In recent years, some investigators have measured serum levels of
procalcitonin, an acute phase reactant synthesized by the liver in response to
bacterial infection, and used serial levels to guide the duration of therapy.
Penicillin is the drug of choice, but penicillin resistance has become
increasingly common since the mid-1990s, with some level of resistance seen in
more than 40% of these organisms in the United States and Europe. Many of these
organisms are also resistant to other common antibiotics (macrolides,
trimethoprim-sulfamethoxazole, selected cephalosporins, and even the
quinolones). The clinical impact of resistance on outcomes such as mortality is uncertain but may lead to an increased
risk of death.
PREVENTION
Pneumococcal capsular polysaccharide vaccine may
prevent pneumococcal pneumonia and is recommended for those at risk, including
those older than age 65 years, those residing in a nursing home or institution,
those with splenic dysfunction (splenectomy, sickle cell disease), anyone with
a chronic medical illness (e.g., heart or lung disease, diabetes), and those
who are immunosuppressed (corticosteroid therapy, chemo-therapy). Adults should
receive the 23-valent capsular polysaccharide vaccine (PPV), although children
are given the 7-valent conjugate vaccine (PCV), which is more immunogenic.

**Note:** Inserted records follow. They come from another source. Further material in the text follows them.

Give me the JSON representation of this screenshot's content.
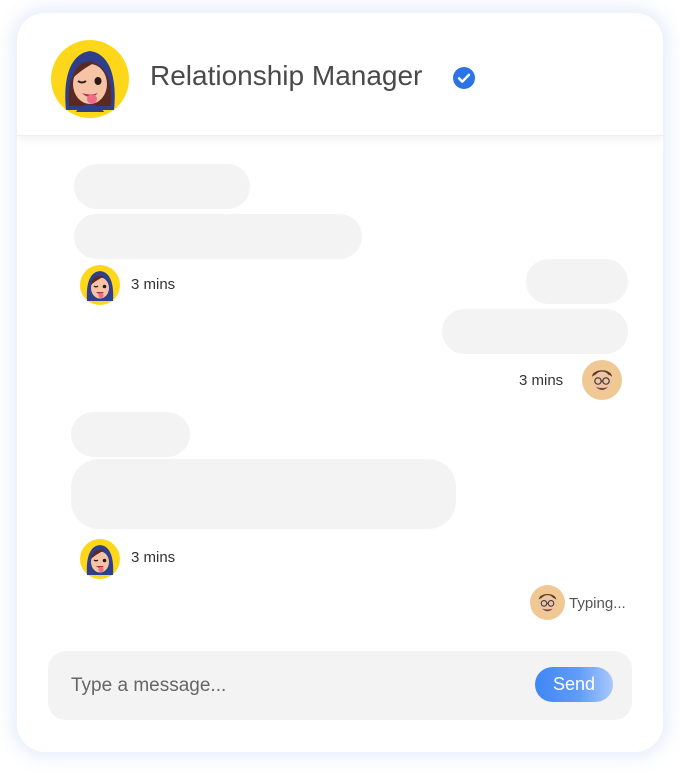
{
  "header": {
    "title": "Relationship Manager",
    "verified_icon": "verified-check-icon"
  },
  "messages": [
    {
      "sender": "manager",
      "timestamp": "3 mins"
    },
    {
      "sender": "user",
      "timestamp": "3 mins"
    },
    {
      "sender": "manager",
      "timestamp": "3 mins"
    }
  ],
  "typing": {
    "text": "Typing..."
  },
  "composer": {
    "placeholder": "Type a message...",
    "send_label": "Send"
  },
  "colors": {
    "accent": "#3f86f5",
    "bubble": "#f3f3f3",
    "manager_avatar_bg": "#ffd71a",
    "user_avatar_bg": "#efc894"
  }
}
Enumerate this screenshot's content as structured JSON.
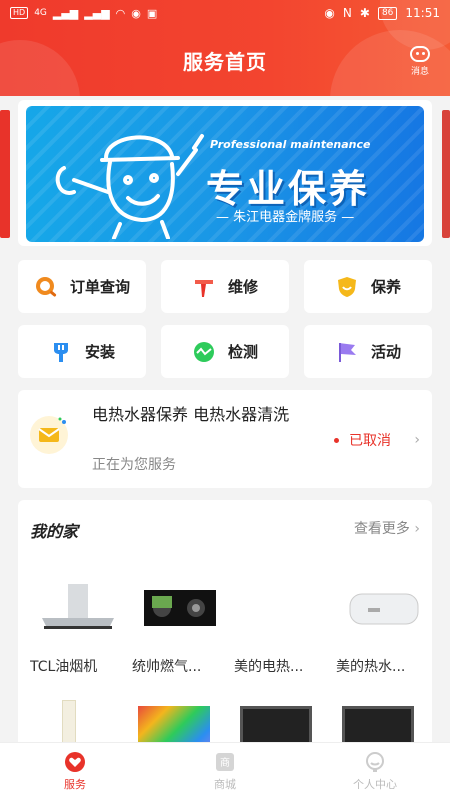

The benefits of the PPV have been confirmed in
immunocompetent patients older than age 65 years, and effectiveness has been
estimated to be 75%, although it ranges from 65% to 84% in patients with
chronic diseases, including diabetes mellitus, coronary artery disease, congestive heart failure, chronic
pulmonary disease, and anatomic asplenia. Its effectiveness has not been as
well established in immune-deficient populations such as those with sickle cell
disease, chronic renal failure, immunoglobulin deficiency, Hodgkin disease,
lymphoma, leukemia, and multiple myeloma. A single revaccination is recommended
in patients 65 years old or older who initially received the vaccine more than
5 years earlier and were younger than 65 years of age when first vaccinated. If
the initial vaccination was given at age 65 years or older, repeat is only
indicated (after 5 years) if the patient has anatomic or functional asplenia or
has one of the immune-compromising conditions listed above. Although the PCV is
recommended for healthy children and has not yet been shown to be effective in
adults, it has had benefit for adults who live with vaccinated children,
demonstrating a “herd immunity” effect. Recently, some children who have
received the 7–valent PCV have developed infection with strains not included in
the vaccine, leading to a higher frequency of severe necrotizing pneumonia, especially with serotype 3.